Pourtant, en étudiant les enquêtes menées aux Etats-Unis, en Europe et au Japon, Yuriy Gorodnichenko et Dmitriy Sergeyev (2021) ont constaté que les ménages ne s’attendent pas à de la déflation, même lorsque l’inflation bascule significativement en territoire négatif. En l’occurrence, les enquêtes suggèrent que les anticipations d’inflation des ménages sont très asymétriques. Dans les pays avec de longues périodes d’inflation faible et stable, les ménages ont souvent prédit une inflation bien au-dessus de la cible (par exemple une inflation de 5 % lorsque la cible est de 2 %), mais ils ne prévoient que très rarement une déflation. C’est comme s’il n’y avait pas de niveau plafond sur les anticipations d’inflation, mais par contre un niveau plancher.

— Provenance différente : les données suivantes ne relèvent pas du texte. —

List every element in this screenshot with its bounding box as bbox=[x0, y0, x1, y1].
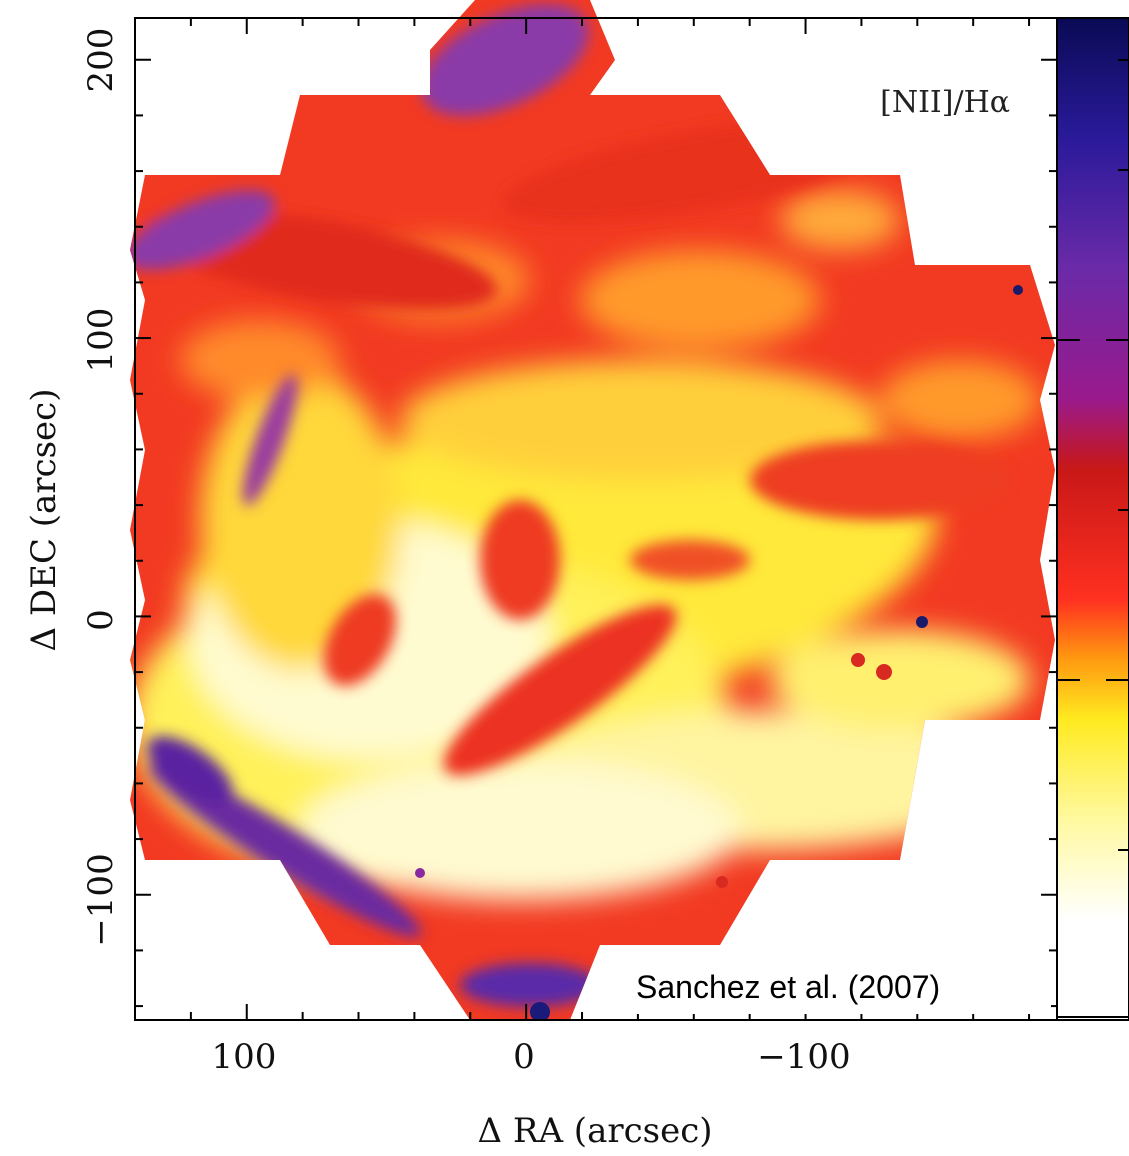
y-tick-label: −100 bbox=[81, 853, 121, 946]
colorbar bbox=[1056, 17, 1129, 1021]
y-tick-labels: 200 100 0 −100 bbox=[81, 28, 121, 947]
panel-title: [NII]/Hα bbox=[880, 85, 1010, 120]
colorbar-ticks bbox=[1057, 59, 1129, 1018]
nii-halpha-map-image bbox=[130, 0, 1055, 1020]
y-tick-label: 100 bbox=[81, 308, 121, 373]
credit-box: Sanchez et al. (2007) bbox=[626, 958, 1051, 1014]
y-tick-label: 0 bbox=[81, 609, 121, 631]
credit-text: Sanchez et al. (2007) bbox=[636, 969, 940, 1005]
x-axis-label: Δ RA (arcsec) bbox=[477, 1111, 712, 1151]
x-tick-label: −100 bbox=[757, 1037, 850, 1077]
x-tick-label: 0 bbox=[513, 1037, 535, 1077]
x-tick-label: 100 bbox=[212, 1037, 277, 1077]
y-tick-label: 200 bbox=[81, 28, 121, 93]
y-axis-label: Δ DEC (arcsec) bbox=[24, 389, 64, 652]
x-tick-labels: 100 0 −100 bbox=[212, 1037, 851, 1077]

Cette observation va à l’encontre des modèles macroéconomiques standards avec anticipations rationnelles, mais elle permet d’expliquer certains phénomènes que ces derniers laissaient inexpliqués. Par exemple, le fait que peu de ménages aient anticipé une déflation contribue à expliquer pourquoi il n’y a guère eu de déflation lors de la Grande Récession.

Gorodnichenko et Sergeyev ont alors exploré les implications macroéconomiques de leur observation dans un modèle nouveau keynésien. Ils ont considéré différents scénarii où une borne inférieure zéro peut s’appliquer aux taux d’intérêt et/ou aux anticipations d’inflation. Avec une inflation anticipée qui ne peut devenir négative, une borne inférieur zéro sur les taux d’intérêt nominaux limite la capacité de la politique monétaire à stimuler l’économie, mais le risque de spirale déflationniste s’en trouve atténué. Ce résultat peut expliquer pourquoi le Japon n’a pas connu la forte volatilité macroéconomique que prédisaient les modèles à anticipations rationnelles malgré le fait qu’il ait connu pratiquement trois décennies de borne inférieure zéro sur les taux d’intérêt nominaux.

En outre, lorsque les anticipations d’inflation sont bornées à zéro, les mesures non conventionnelles de politique monétaire cherchant à gérer les anticipations perdent en efficacité. En effet, dans un tel cas, l’inflation anticipée ne réagit plus aux annonces de politique monétaire, si bien que le forward guidance, par exemple, devient moins efficace. 

La présence d’une borne inférieure zéro sur les anticipations d’inflation modifie aussi la réaction de l’économie aux chocs. Par exemple, lorsque le taux d’intérêt nominal est borné à zéro, les modèles nouveaux keynésiens standards prédisent que les chocs d’offre accroissent l’écart de production ou que les multiplicateurs de dépenses publiques sont particulièrement élevés. Ces prédictions collent mal avec les observations empiriques. Gorodnichenko et Sergeyev montrent que les modèles nouveaux keynésiens n’aboutissent plus à de telles prédictions lorsqu’ils prennent en compte l’existence d’un plancher à zéro pour les anticipations d’inflation.  


Référence

GORODNICHENKO, Yuriy, & Dmitriy SERGEYEV (2021), « Zero lower bound on inflation expectations », IZA, discussion paper, n° 14853.